Verdachte is aanzienlijk tekortgeschoten in de zorgvuldigheid die hij als ervaren vrachtwagenchauffeur in het verkeer had moeten betrachten. Door zijn toedoen is een zeer ernstig ongeval ontstaan, waarbij een andere verkeersdeelnemer is komen te overlijden. Daarbij heeft verdachte onbeschrijflijk veel leed veroorzaakt bij de nabestaanden van het slachtoffer, die geconfronteerd werden met het abrupte levenseinde van hun dierbare. De gevolgen van verdachtes gedraging zijn zo ernstig, dat geen enkele straf daaraan kan rechtdoen.
Anderzijds is de rechtbank gebleken dat het ongeval ook verdachte aanzienlijk heeft geraakt en dat hij zich veel bewuster is geworden van de zorgvuldigheidsnormen die hij als vrachtwagenchauffeur in acht moet nemen. Gelet daarop acht de rechtbank de kans op recidive gering. Verder neemt de rechtbank in aanmerking dat verdachte voor het uitoefenen van zijn beroep, afhankelijk is van zijn rijbewijs.
Gelet op al het vorenstaande acht de rechtbank een maximale werkstraf op zijn plaats, maar zal zij, in afwijking van de vordering van de officier, verdachte geen onvoorwaardelijke rijontzegging opleggen en volstaan met een voorwaardelijke ontzegging van de rijbevoegdheid van na te noemen duur.

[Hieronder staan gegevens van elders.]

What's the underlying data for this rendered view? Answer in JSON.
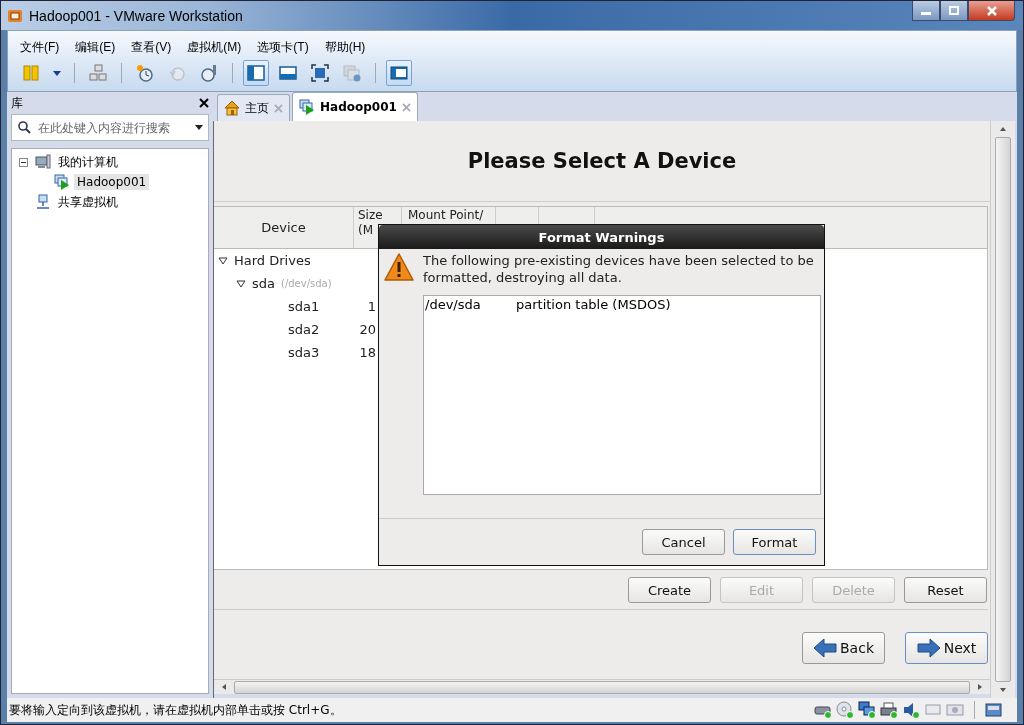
{
  "window": {
    "title": "Hadoop001 - VMware Workstation"
  },
  "menu": [
    {
      "label": "文件(F)"
    },
    {
      "label": "编辑(E)"
    },
    {
      "label": "查看(V)"
    },
    {
      "label": "虚拟机(M)"
    },
    {
      "label": "选项卡(T)"
    },
    {
      "label": "帮助(H)"
    }
  ],
  "toolbar_groups": [
    {
      "buttons": [
        {
          "kind": "pause",
          "selected": false,
          "disabled": false
        },
        {
          "kind": "dropdown",
          "selected": false,
          "disabled": false
        }
      ]
    },
    {
      "buttons": [
        {
          "kind": "team",
          "selected": false,
          "disabled": false
        }
      ]
    },
    {
      "buttons": [
        {
          "kind": "snapshot",
          "selected": false,
          "disabled": false
        },
        {
          "kind": "revert",
          "selected": false,
          "disabled": true
        },
        {
          "kind": "manager",
          "selected": false,
          "disabled": false
        }
      ]
    },
    {
      "buttons": [
        {
          "kind": "console",
          "selected": true,
          "disabled": false
        },
        {
          "kind": "tabs",
          "selected": false,
          "disabled": false
        },
        {
          "kind": "fullscreen",
          "selected": false,
          "disabled": false
        },
        {
          "kind": "unity",
          "selected": false,
          "disabled": true
        }
      ]
    },
    {
      "buttons": [
        {
          "kind": "thumbnails",
          "selected": true,
          "disabled": false
        }
      ]
    }
  ],
  "library": {
    "title": "库",
    "search": {
      "placeholder": "在此处键入内容进行搜索"
    },
    "tree": [
      {
        "label": "我的计算机",
        "kind": "computer",
        "selected": false,
        "expanded": true,
        "children": [
          {
            "label": "Hadoop001",
            "kind": "vm",
            "selected": true
          }
        ]
      },
      {
        "label": "共享虚拟机",
        "kind": "shared",
        "selected": false
      }
    ]
  },
  "tabs": [
    {
      "label": "主页",
      "kind": "home",
      "selected": false
    },
    {
      "label": "Hadoop001",
      "kind": "vm",
      "selected": true
    }
  ],
  "installer": {
    "heading": "Please Select A Device",
    "columns": [
      "Device",
      "Size (M",
      "Mount Point/"
    ],
    "rows": [
      {
        "device": "Hard Drives",
        "expanded": true,
        "children": [
          {
            "device": "sda",
            "note": "(/dev/sda)",
            "expanded": true,
            "children": [
              {
                "device": "sda1",
                "size": "1"
              },
              {
                "device": "sda2",
                "size": "20"
              },
              {
                "device": "sda3",
                "size": "18"
              }
            ]
          }
        ]
      }
    ],
    "buttons": [
      {
        "label": "Create",
        "disabled": false
      },
      {
        "label": "Edit",
        "disabled": true
      },
      {
        "label": "Delete",
        "disabled": true
      },
      {
        "label": "Reset",
        "disabled": false
      }
    ],
    "nav": [
      {
        "label": "Back",
        "kind": "back",
        "focused": false
      },
      {
        "label": "Next",
        "kind": "next",
        "focused": true
      }
    ]
  },
  "dialog": {
    "title": "Format Warnings",
    "message": "The following pre-existing devices have been selected to be formatted, destroying all data.",
    "items": [
      {
        "device": "/dev/sda",
        "description": "partition table (MSDOS)"
      }
    ],
    "buttons": [
      {
        "label": "Cancel",
        "focused": false
      },
      {
        "label": "Format",
        "focused": true
      }
    ]
  },
  "status_bar": {
    "message": "要将输入定向到该虚拟机，请在虚拟机内部单击或按 Ctrl+G。",
    "devices": [
      {
        "kind": "disk",
        "connected": true
      },
      {
        "kind": "cd",
        "connected": true
      },
      {
        "kind": "network",
        "connected": true
      },
      {
        "kind": "printer",
        "connected": true
      },
      {
        "kind": "sound",
        "connected": true
      },
      {
        "kind": "usb",
        "connected": false
      },
      {
        "kind": "camera",
        "connected": false
      }
    ]
  }
}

7. Toepasselijke wettelijke voorschriften
De volgende wetsartikelen zijn van toepassing:
14a, 14b, 14c, 22c, 22d WvSr;
6, 175, 179 WVW.
8. Beslissing
De rechtbank:
Verklaart bewezen dat verdachte het tenlastegelegde feit heeft begaan zoals hiervoor onder 3.1 vermeld.
Verklaart niet bewezen wat aan verdachte meer of anders is tenlastegelegd dan hierboven als bewezen is aangenomen en spreekt verdachte daarvan vrij.
Bepaalt dat het bewezenverklaarde feit het hierboven onder 4. vermelde strafbare feit oplevert.
Verklaart verdachte hiervoor strafbaar.
Veroordeelt verdachte tot het verrichten van tweehonderd veertig uren taakstraf in de vorm van een werkstraf, bij het niet naar behoren verrichten te vervangen door 120 dagen hechtenis.
Legt verdachte een ontzegging van de bevoegdheid tot het besturen van motorrijtuigen op voor de duur van 12 maanden, met bevel dat deze straf niet zal worden tenuitvoergelegd tenzij de rechter later anders mocht gelasten op de grond dat verdachte zich voor het einde van de op twee jaren bepaalde proeftijd aan een strafbaar feit heeft schuldig gemaakt.
9. Samenstelling rechtbank en uitspraakdatum
Dit vonnis is gewezen door
mr. M.J. Kronenberg, voorzitter,
mr. E.L. Grosheide en mr. E.P.W van de Ven, rechters,
in tegenwoordigheid van de griffier mr. I.A.N. Eichhorn,
en uitgesproken op de openbare terechtzitting van 9 november 2007.
Mr Kronenberg is buiten staat dit vonnis te ondertekenen.